MUS • Thursday, 1 Apr 2021 - 18:17 WIB

Yogya - UGM menerima kunjungan kelompok DPD di MPR, Kamis (1/4) di Ruang Multimedia, Gedung Pusat UGM. Kunjungan ini dilakukan dalam rangka diskusi dengan sejumlah pakar UGM terkait pokok-pokok haluan negara dan amandemen terbatas UUD Negara Republik Indonesia 1945.

"Diskusi kali ini difokuskan pada bagaimana posisi Pokok-Pokok  Haluan Negara Dalam Sistem Ketatanegaraan di Indonesia. Tema tersebut merupakan lanjutan dari serangkaian kegiatan yang telah  dilakukan oleh Kelompok DPD di MPR sebagai tindak lanjut atas  Keputusan MPR Nomor 8/MPR/2019 tentang Rekomendasi MPR  Masa Jabatan 2014-2019," terang Ketua Kelompok DPD di MPR, Intsiawati Ayus.

"Kami mencatat bahwa penyelenggaraan pembangunan yang ada saat ini masih memiliki ketimpangan, ketidakkonsistenan, serta  ketidaksinkronan," ungkapnya.

Kelompok DPD di MPR berpandangan bahwa saat ini diperlukan sebuah guidance atau haluan yang dapat dijadikan acuan dalam menyelenggarakan pembangunan yang berkesinambungan dan terarah, di mana dalam proses penyusunannya memberikan ruang bagi daerah untuk turut serta menentukan arah kebijakan pelaksanaan pembangunan itu sendiri.

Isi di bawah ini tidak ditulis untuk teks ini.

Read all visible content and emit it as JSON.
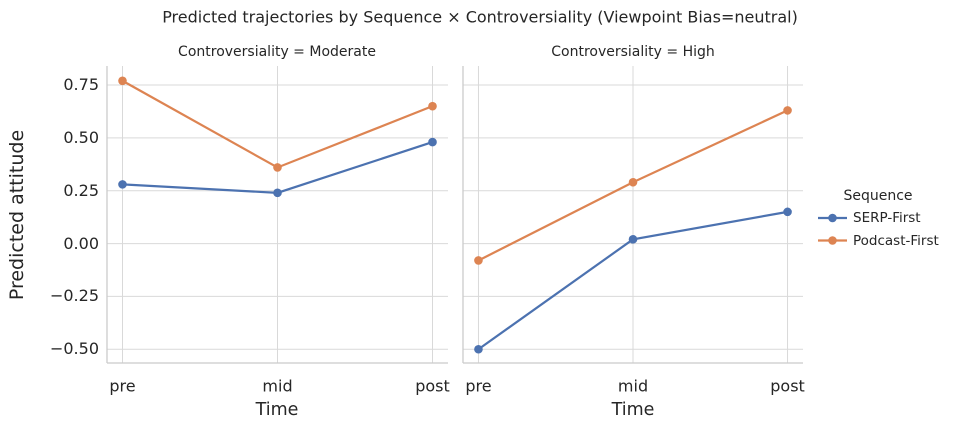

"Tentunya kami memerlukan pandangan-pandangan serta masukan  dari berbagai elemen yang ada tidak terkecuali para akademis yang tentunya memiliki kapasitas keilmuan serta berbagai pemikiran teoretis yang dapat memberikan masukan yang konstruktif dari berbagai isu serta wacana yang telah kami sampaikan di atas," kata Intsiawati.

Guru Besar Fakultas Filsafat UGM, Prof. Kaelan, mengungkapkan pandangannya terkait kedudukan DPD yang tidak jelas di dalam konteks ketatanegaraan. Kewenangan DPD, menurutnya, sangat terbatas sehingga tidak dapat memaksimalkan perannya, terutama dalam pengambilan keputusan.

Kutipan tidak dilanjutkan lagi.